Thursday, April 2, 2015

Worth a thousand words: captioning and editorial subjectivity

(CW: literary prescriptivism, for some definition of ‘literary’)

Adding dry captions(*) to incidental images on Facebook/Tumblr/etc. posts (or: alt text to images on web pages) is as close to a definite ceterus paribus improvement as I can think of. Readers using screenreading software or its accessibility-oriented ilk to browse the web are able to read [sic] those captions, aiding their consumption of the text. For “typical” readers (i.e. those without visual impairments, browsing the web without additional software assistance) the additional text hardly poses a nuisance — in the case of alt text, they don’t even engage with it unless they specifically go looking for it, whilst suitably demarcated image captions are easy to skim past.

A good caption is also generally a good inferential bridge, conveying most of the context the image provides.

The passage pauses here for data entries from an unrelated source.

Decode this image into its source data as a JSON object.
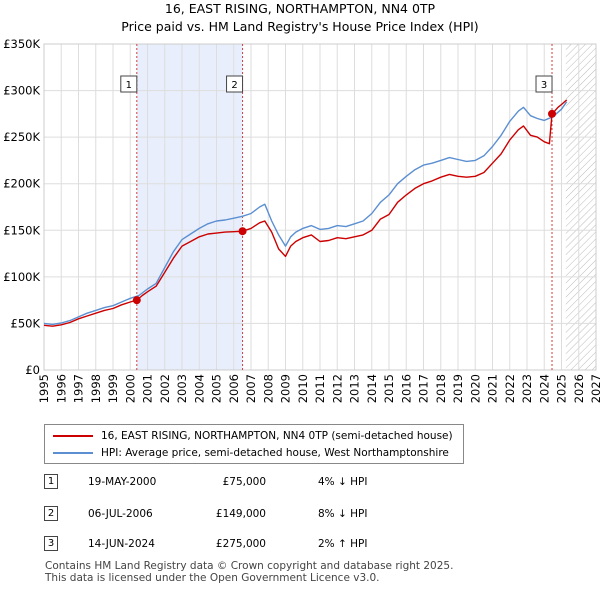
{
  "title": "16, EAST RISING, NORTHAMPTON, NN4 0TP",
  "subtitle": "Price paid vs. HM Land Registry's House Price Index (HPI)",
  "colors": {
    "price_line": "#cc0000",
    "hpi_line": "#5b8fd1",
    "shade": "#e8eefb",
    "marker_line": "#d04040",
    "hatch": "#bbbbbb"
  },
  "chart_data": {
    "type": "line",
    "ylim": [
      0,
      350000
    ],
    "xlim": [
      1995,
      2027
    ],
    "y_ticks": [
      0,
      50000,
      100000,
      150000,
      200000,
      250000,
      300000,
      350000
    ],
    "y_tick_labels": [
      "£0",
      "£50K",
      "£100K",
      "£150K",
      "£200K",
      "£250K",
      "£300K",
      "£350K"
    ],
    "x_ticks": [
      1995,
      1996,
      1997,
      1998,
      1999,
      2000,
      2001,
      2002,
      2003,
      2004,
      2005,
      2006,
      2007,
      2008,
      2009,
      2010,
      2011,
      2012,
      2013,
      2014,
      2015,
      2016,
      2017,
      2018,
      2019,
      2020,
      2021,
      2022,
      2023,
      2024,
      2025,
      2026,
      2027
    ],
    "x_tick_labels": [
      "1995",
      "1996",
      "1997",
      "1998",
      "1999",
      "2000",
      "2001",
      "2002",
      "2003",
      "2004",
      "2005",
      "2006",
      "2007",
      "2008",
      "2009",
      "2010",
      "2011",
      "2012",
      "2013",
      "2014",
      "2015",
      "2016",
      "2017",
      "2018",
      "2019",
      "2020",
      "2021",
      "2022",
      "2023",
      "2024",
      "2025",
      "2026",
      "2027"
    ],
    "shaded_range": [
      2000.38,
      2006.51
    ],
    "hatched_from": 2025.25,
    "series": [
      {
        "name": "16, EAST RISING, NORTHAMPTON, NN4 0TP (semi-detached house)",
        "x": [
          1995.0,
          1995.5,
          1996.0,
          1996.5,
          1997.0,
          1997.5,
          1998.0,
          1998.5,
          1999.0,
          1999.5,
          2000.0,
          2000.38,
          2000.7,
          2001.0,
          2001.5,
          2002.0,
          2002.5,
          2003.0,
          2003.5,
          2004.0,
          2004.5,
          2005.0,
          2005.5,
          2006.0,
          2006.51,
          2007.0,
          2007.5,
          2007.8,
          2008.2,
          2008.6,
          2009.0,
          2009.3,
          2009.6,
          2010.0,
          2010.5,
          2011.0,
          2011.5,
          2012.0,
          2012.5,
          2013.0,
          2013.5,
          2014.0,
          2014.5,
          2015.0,
          2015.5,
          2016.0,
          2016.5,
          2017.0,
          2017.5,
          2018.0,
          2018.5,
          2019.0,
          2019.5,
          2020.0,
          2020.5,
          2021.0,
          2021.5,
          2022.0,
          2022.5,
          2022.8,
          2023.2,
          2023.6,
          2024.0,
          2024.3,
          2024.45,
          2024.6,
          2024.8,
          2025.0,
          2025.3
        ],
        "values": [
          48000,
          47000,
          48500,
          51000,
          55000,
          58000,
          61000,
          64000,
          66000,
          70000,
          73000,
          75000,
          80000,
          84000,
          90000,
          105000,
          120000,
          133000,
          138000,
          143000,
          146000,
          147000,
          148000,
          148500,
          149000,
          152000,
          158000,
          160000,
          148000,
          130000,
          122000,
          133000,
          138000,
          142000,
          145000,
          138000,
          139000,
          142000,
          141000,
          143000,
          145000,
          150000,
          162000,
          167000,
          180000,
          188000,
          195000,
          200000,
          203000,
          207000,
          210000,
          208000,
          207000,
          208000,
          212000,
          222000,
          232000,
          247000,
          258000,
          262000,
          252000,
          250000,
          245000,
          243000,
          275000,
          278000,
          282000,
          285000,
          290000
        ]
      },
      {
        "name": "HPI: Average price, semi-detached house, West Northamptonshire",
        "x": [
          1995.0,
          1995.5,
          1996.0,
          1996.5,
          1997.0,
          1997.5,
          1998.0,
          1998.5,
          1999.0,
          1999.5,
          2000.0,
          2000.5,
          2001.0,
          2001.5,
          2002.0,
          2002.5,
          2003.0,
          2003.5,
          2004.0,
          2004.5,
          2005.0,
          2005.5,
          2006.0,
          2006.5,
          2007.0,
          2007.5,
          2007.8,
          2008.2,
          2008.6,
          2009.0,
          2009.3,
          2009.6,
          2010.0,
          2010.5,
          2011.0,
          2011.5,
          2012.0,
          2012.5,
          2013.0,
          2013.5,
          2014.0,
          2014.5,
          2015.0,
          2015.5,
          2016.0,
          2016.5,
          2017.0,
          2017.5,
          2018.0,
          2018.5,
          2019.0,
          2019.5,
          2020.0,
          2020.5,
          2021.0,
          2021.5,
          2022.0,
          2022.5,
          2022.8,
          2023.2,
          2023.6,
          2024.0,
          2024.5,
          2025.0,
          2025.3
        ],
        "values": [
          50000,
          49000,
          50500,
          53000,
          57000,
          61000,
          64000,
          67000,
          69000,
          73000,
          77000,
          80000,
          87000,
          93000,
          110000,
          127000,
          140000,
          146000,
          152000,
          157000,
          160000,
          161000,
          163000,
          165000,
          168000,
          175000,
          178000,
          160000,
          145000,
          133000,
          143000,
          148000,
          152000,
          155000,
          151000,
          152000,
          155000,
          154000,
          157000,
          160000,
          168000,
          180000,
          188000,
          200000,
          208000,
          215000,
          220000,
          222000,
          225000,
          228000,
          226000,
          224000,
          225000,
          230000,
          240000,
          252000,
          267000,
          278000,
          282000,
          273000,
          270000,
          268000,
          272000,
          280000,
          288000
        ]
      }
    ],
    "sale_markers": [
      {
        "label": "1",
        "x": 2000.38,
        "value": 75000
      },
      {
        "label": "2",
        "x": 2006.51,
        "value": 149000
      },
      {
        "label": "3",
        "x": 2024.45,
        "value": 275000
      }
    ]
  },
  "legend": {
    "price_label": "16, EAST RISING, NORTHAMPTON, NN4 0TP (semi-detached house)",
    "hpi_label": "HPI: Average price, semi-detached house, West Northamptonshire"
  },
  "sales": [
    {
      "num": "1",
      "date": "19-MAY-2000",
      "price": "£75,000",
      "hpi": "4% ↓ HPI"
    },
    {
      "num": "2",
      "date": "06-JUL-2006",
      "price": "£149,000",
      "hpi": "8% ↓ HPI"
    },
    {
      "num": "3",
      "date": "14-JUN-2024",
      "price": "£275,000",
      "hpi": "2% ↑ HPI"
    }
  ],
  "footer": {
    "line1": "Contains HM Land Registry data © Crown copyright and database right 2025.",
    "line2": "This data is licensed under the Open Government Licence v3.0."
  }
}
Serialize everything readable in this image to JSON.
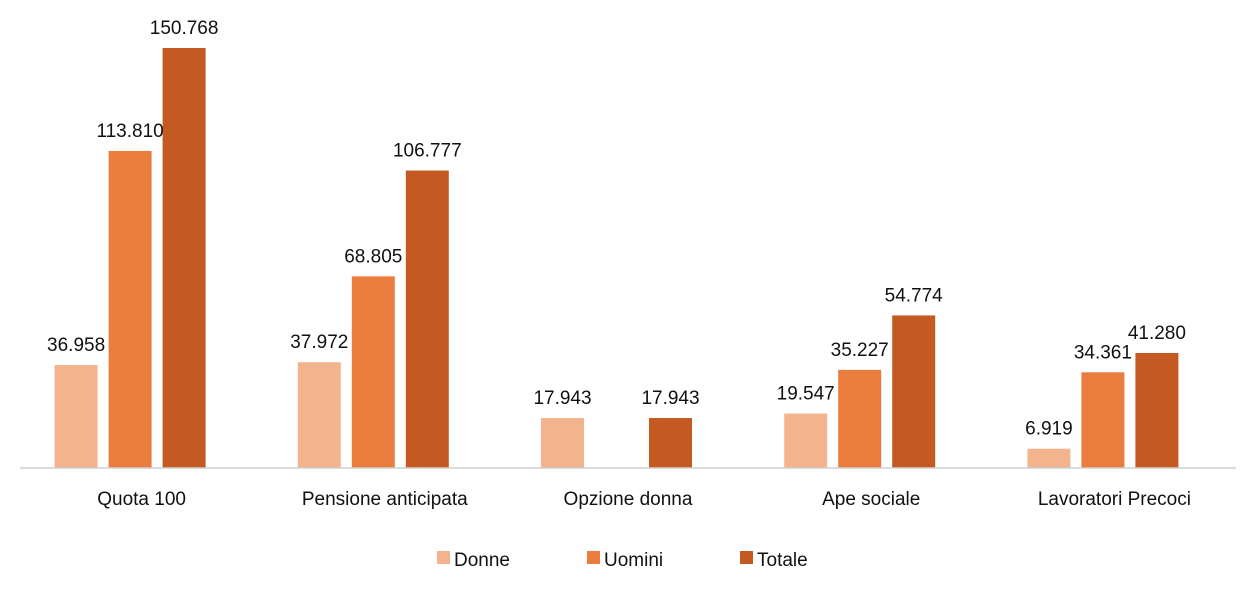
{
  "chart_data": {
    "type": "bar",
    "title": "",
    "xlabel": "",
    "ylabel": "",
    "ylim": [
      0,
      150768
    ],
    "grid": false,
    "legend_position": "bottom",
    "categories": [
      "Quota 100",
      "Pensione anticipata",
      "Opzione donna",
      "Ape sociale",
      "Lavoratori Precoci"
    ],
    "series": [
      {
        "name": "Donne",
        "color": "#f3b38d",
        "values": [
          36958,
          37972,
          17943,
          19547,
          6919
        ],
        "labels": [
          "36.958",
          "37.972",
          "17.943",
          "19.547",
          "6.919"
        ]
      },
      {
        "name": "Uomini",
        "color": "#ea7d3e",
        "values": [
          113810,
          68805,
          null,
          35227,
          34361
        ],
        "labels": [
          "113.810",
          "68.805",
          "",
          "35.227",
          "34.361"
        ]
      },
      {
        "name": "Totale",
        "color": "#c45a22",
        "values": [
          150768,
          106777,
          17943,
          54774,
          41280
        ],
        "labels": [
          "150.768",
          "106.777",
          "17.943",
          "54.774",
          "41.280"
        ]
      }
    ]
  }
}
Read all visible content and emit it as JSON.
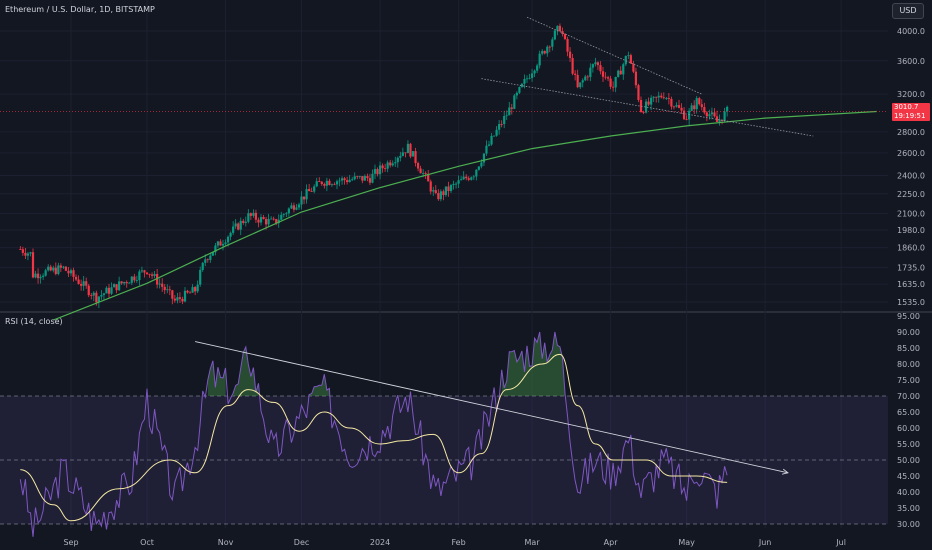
{
  "header": {
    "title": "Ethereum / U.S. Dollar, 1D, BITSTAMP",
    "currency_button": "USD"
  },
  "price_tag": {
    "price": "3010.7",
    "countdown": "19:19:51",
    "color": "#f23645"
  },
  "colors": {
    "up": "#089981",
    "down": "#f23645",
    "trend_curve": "#4caf50",
    "rsi": "#7e57c2",
    "rsi_ma": "#f5e8a4",
    "background": "#131722"
  },
  "chart_data": [
    {
      "type": "candlestick",
      "title": "Ethereum / U.S. Dollar, 1D, BITSTAMP",
      "scale": "log",
      "y_ticks": [
        "4000.0",
        "3600.0",
        "3200.0",
        "2800.0",
        "2600.0",
        "2400.0",
        "2250.0",
        "2100.0",
        "1980.0",
        "1860.0",
        "1735.0",
        "1635.0",
        "1535.0"
      ],
      "last_price": 3010.7,
      "anchors": [
        {
          "date": "2023-08-12",
          "close": 1850
        },
        {
          "date": "2023-08-16",
          "close": 1820
        },
        {
          "date": "2023-08-17",
          "close": 1690
        },
        {
          "date": "2023-08-29",
          "close": 1730
        },
        {
          "date": "2023-09-11",
          "close": 1560
        },
        {
          "date": "2023-10-01",
          "close": 1720
        },
        {
          "date": "2023-10-12",
          "close": 1540
        },
        {
          "date": "2023-10-20",
          "close": 1600
        },
        {
          "date": "2023-10-24",
          "close": 1790
        },
        {
          "date": "2023-11-10",
          "close": 2080
        },
        {
          "date": "2023-11-20",
          "close": 2030
        },
        {
          "date": "2023-12-09",
          "close": 2350
        },
        {
          "date": "2023-12-28",
          "close": 2380
        },
        {
          "date": "2024-01-12",
          "close": 2650
        },
        {
          "date": "2024-01-23",
          "close": 2220
        },
        {
          "date": "2024-02-07",
          "close": 2420
        },
        {
          "date": "2024-02-20",
          "close": 2980
        },
        {
          "date": "2024-03-04",
          "close": 3640
        },
        {
          "date": "2024-03-12",
          "close": 4060
        },
        {
          "date": "2024-03-19",
          "close": 3260
        },
        {
          "date": "2024-03-26",
          "close": 3580
        },
        {
          "date": "2024-04-02",
          "close": 3280
        },
        {
          "date": "2024-04-08",
          "close": 3700
        },
        {
          "date": "2024-04-13",
          "close": 3030
        },
        {
          "date": "2024-04-22",
          "close": 3200
        },
        {
          "date": "2024-05-01",
          "close": 2950
        },
        {
          "date": "2024-05-05",
          "close": 3120
        },
        {
          "date": "2024-05-13",
          "close": 2900
        },
        {
          "date": "2024-05-17",
          "close": 3010
        }
      ],
      "trendlines": [
        {
          "from": {
            "date": "2024-02-28",
            "value": 4200
          },
          "to": {
            "date": "2024-05-07",
            "value": 3200
          }
        },
        {
          "from": {
            "date": "2024-02-10",
            "value": 3380
          },
          "to": {
            "date": "2024-06-20",
            "value": 2760
          }
        }
      ],
      "support_curve": [
        {
          "date": "2023-08-25",
          "value": 1440
        },
        {
          "date": "2023-10-01",
          "value": 1640
        },
        {
          "date": "2023-11-01",
          "value": 1870
        },
        {
          "date": "2023-12-01",
          "value": 2110
        },
        {
          "date": "2024-01-01",
          "value": 2300
        },
        {
          "date": "2024-02-01",
          "value": 2480
        },
        {
          "date": "2024-03-01",
          "value": 2640
        },
        {
          "date": "2024-04-01",
          "value": 2760
        },
        {
          "date": "2024-05-01",
          "value": 2860
        },
        {
          "date": "2024-06-01",
          "value": 2940
        },
        {
          "date": "2024-07-15",
          "value": 3010
        }
      ]
    },
    {
      "type": "line",
      "title": "RSI (14, close)",
      "ylim": [
        29,
        95
      ],
      "y_ticks": [
        "95.00",
        "90.00",
        "85.00",
        "80.00",
        "75.00",
        "70.00",
        "65.00",
        "60.00",
        "55.00",
        "50.00",
        "45.00",
        "40.00",
        "35.00",
        "30.00"
      ],
      "bands": {
        "upper": 70,
        "middle": 50,
        "lower": 30
      },
      "rsi_anchors": [
        {
          "date": "2023-08-12",
          "value": 46
        },
        {
          "date": "2023-08-17",
          "value": 28
        },
        {
          "date": "2023-08-29",
          "value": 47
        },
        {
          "date": "2023-09-11",
          "value": 30
        },
        {
          "date": "2023-09-25",
          "value": 44
        },
        {
          "date": "2023-10-01",
          "value": 69
        },
        {
          "date": "2023-10-12",
          "value": 38
        },
        {
          "date": "2023-10-20",
          "value": 55
        },
        {
          "date": "2023-10-26",
          "value": 77
        },
        {
          "date": "2023-11-05",
          "value": 71
        },
        {
          "date": "2023-11-10",
          "value": 84
        },
        {
          "date": "2023-11-20",
          "value": 52
        },
        {
          "date": "2023-12-09",
          "value": 73
        },
        {
          "date": "2023-12-20",
          "value": 52
        },
        {
          "date": "2024-01-01",
          "value": 58
        },
        {
          "date": "2024-01-12",
          "value": 70
        },
        {
          "date": "2024-01-23",
          "value": 40
        },
        {
          "date": "2024-02-07",
          "value": 50
        },
        {
          "date": "2024-02-20",
          "value": 80
        },
        {
          "date": "2024-03-04",
          "value": 86
        },
        {
          "date": "2024-03-12",
          "value": 86
        },
        {
          "date": "2024-03-19",
          "value": 42
        },
        {
          "date": "2024-03-26",
          "value": 50
        },
        {
          "date": "2024-04-02",
          "value": 46
        },
        {
          "date": "2024-04-08",
          "value": 57
        },
        {
          "date": "2024-04-13",
          "value": 40
        },
        {
          "date": "2024-04-22",
          "value": 50
        },
        {
          "date": "2024-05-01",
          "value": 40
        },
        {
          "date": "2024-05-05",
          "value": 48
        },
        {
          "date": "2024-05-13",
          "value": 40
        },
        {
          "date": "2024-05-17",
          "value": 47
        }
      ],
      "ma_anchors": [
        {
          "date": "2023-08-12",
          "value": 47
        },
        {
          "date": "2023-08-25",
          "value": 36
        },
        {
          "date": "2023-09-01",
          "value": 31
        },
        {
          "date": "2023-09-20",
          "value": 41
        },
        {
          "date": "2023-10-10",
          "value": 50
        },
        {
          "date": "2023-10-20",
          "value": 46
        },
        {
          "date": "2023-11-02",
          "value": 67
        },
        {
          "date": "2023-11-10",
          "value": 72
        },
        {
          "date": "2023-11-20",
          "value": 68
        },
        {
          "date": "2023-11-30",
          "value": 59
        },
        {
          "date": "2023-12-10",
          "value": 65
        },
        {
          "date": "2023-12-20",
          "value": 60
        },
        {
          "date": "2024-01-01",
          "value": 55
        },
        {
          "date": "2024-01-10",
          "value": 56
        },
        {
          "date": "2024-01-22",
          "value": 58
        },
        {
          "date": "2024-02-01",
          "value": 46
        },
        {
          "date": "2024-02-10",
          "value": 52
        },
        {
          "date": "2024-02-20",
          "value": 72
        },
        {
          "date": "2024-03-05",
          "value": 80
        },
        {
          "date": "2024-03-12",
          "value": 83
        },
        {
          "date": "2024-03-19",
          "value": 67
        },
        {
          "date": "2024-03-26",
          "value": 55
        },
        {
          "date": "2024-04-02",
          "value": 50
        },
        {
          "date": "2024-04-15",
          "value": 50
        },
        {
          "date": "2024-04-25",
          "value": 45
        },
        {
          "date": "2024-05-05",
          "value": 45
        },
        {
          "date": "2024-05-17",
          "value": 43
        }
      ],
      "trendline": {
        "from": {
          "date": "2023-10-20",
          "value": 87
        },
        "to": {
          "date": "2024-06-10",
          "value": 46
        }
      }
    }
  ],
  "time_axis": {
    "labels": [
      {
        "date": "2023-09-01",
        "text": "Sep"
      },
      {
        "date": "2023-10-01",
        "text": "Oct"
      },
      {
        "date": "2023-11-01",
        "text": "Nov"
      },
      {
        "date": "2023-12-01",
        "text": "Dec"
      },
      {
        "date": "2024-01-01",
        "text": "2024"
      },
      {
        "date": "2024-02-01",
        "text": "Feb"
      },
      {
        "date": "2024-03-01",
        "text": "Mar"
      },
      {
        "date": "2024-04-01",
        "text": "Apr"
      },
      {
        "date": "2024-05-01",
        "text": "May"
      },
      {
        "date": "2024-06-01",
        "text": "Jun"
      },
      {
        "date": "2024-07-01",
        "text": "Jul"
      }
    ]
  }
}
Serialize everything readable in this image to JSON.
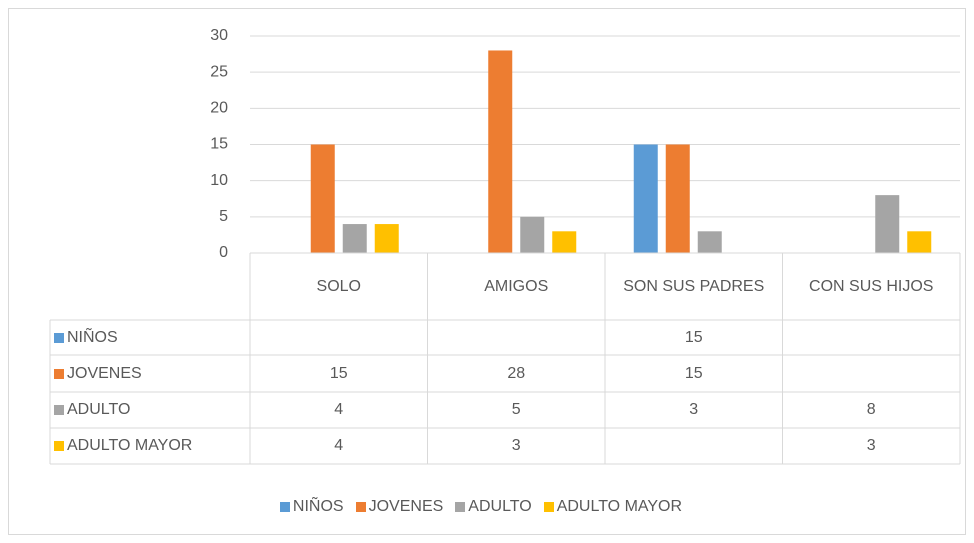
{
  "chart_data": {
    "type": "bar",
    "categories": [
      "SOLO",
      "AMIGOS",
      "SON SUS PADRES",
      "CON SUS HIJOS"
    ],
    "series": [
      {
        "name": "NIÑOS",
        "color": "#5b9bd5",
        "values": [
          null,
          null,
          15,
          null
        ]
      },
      {
        "name": "JOVENES",
        "color": "#ed7d31",
        "values": [
          15,
          28,
          15,
          null
        ]
      },
      {
        "name": "ADULTO",
        "color": "#a5a5a5",
        "values": [
          4,
          5,
          3,
          8
        ]
      },
      {
        "name": "ADULTO MAYOR",
        "color": "#ffc000",
        "values": [
          4,
          3,
          null,
          3
        ]
      }
    ],
    "ylim": [
      0,
      30
    ],
    "yticks": [
      0,
      5,
      10,
      15,
      20,
      25,
      30
    ],
    "grid": true,
    "legend": "bottom"
  }
}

Sure, a text description of an image might not produce the exact same mental-emotional experience (“affect”, I believe the kids are calling it) as the image itself, but if “same mental-emotional experience” were an end goal we’d be done for anyway given it’s a subjective experience.

A screenshot of a facebook link to an article titled ‘10 Trans Women in Love’, with the caption: Image of a Korean man and woman (Andy Marra and Drew Shives), who are a couple. They are both facing the camera. The woman is resting her chin on the man's shoulder. They're both smiling, happily.

Take, for instance, the screenshot above. The caption swiftly communicates the most important emotional aspects of the image, both the implicit (it’s a couple; they’re happy) and the explicit (they are facing the camera; her chin rests on his shoulder). This provides great insight into the ‘value add’ that the image provides — it’s plenty to go on whether you’re making sense of someone else’s comment on the image (“they are the cutest thing” / “I love their expressions”), or whether you’re just interested in how it complements the piece.

A screenshot of an image in a blog post, captioned: “Photo shows a chain-link fence against a blue sky. One of the sections of the fence has been removed, a hammock strung across the posts, and a person lays relaxing in the hammock.”

I’m particularly fond of the above example from a Model View Culture article. It sits at a little over thirty words, and directs our attention to the key ‘action’ in the image (the placement of the hammock; the person lying in it). You could put that description into an art brief and the resulting work would convey a similar mood.

I interpret captioning as far more an art than a mechanistic process. It exists to aid/augment/alter the subjective experience of a reader, and so it is a task informed by subjective understandings. And like any art intended to convey meaning to an audience, it had best be done with that communication in mind.

One important problem of describing the salient features of an image is that it necessarily invites editorial interpretation about what those salient features are. Do you talk about the lighting? Do you describe clothing on humans pictured? Do you describe relative position of objects in the scene? Does it matter what kind of hair that person has?

A screenshot of a facebook link to an article titled ‘Level up your Allyship’, with the caption: “Image of a black background with "BE AN ALLY" written in white text in capital letter. "How to" is written above it in red, with an arrow pointing, placing it in front of "be an ally". There is a red X, crossing out the "n" in "an". with "(better)" being inserted between "a" and "ally".”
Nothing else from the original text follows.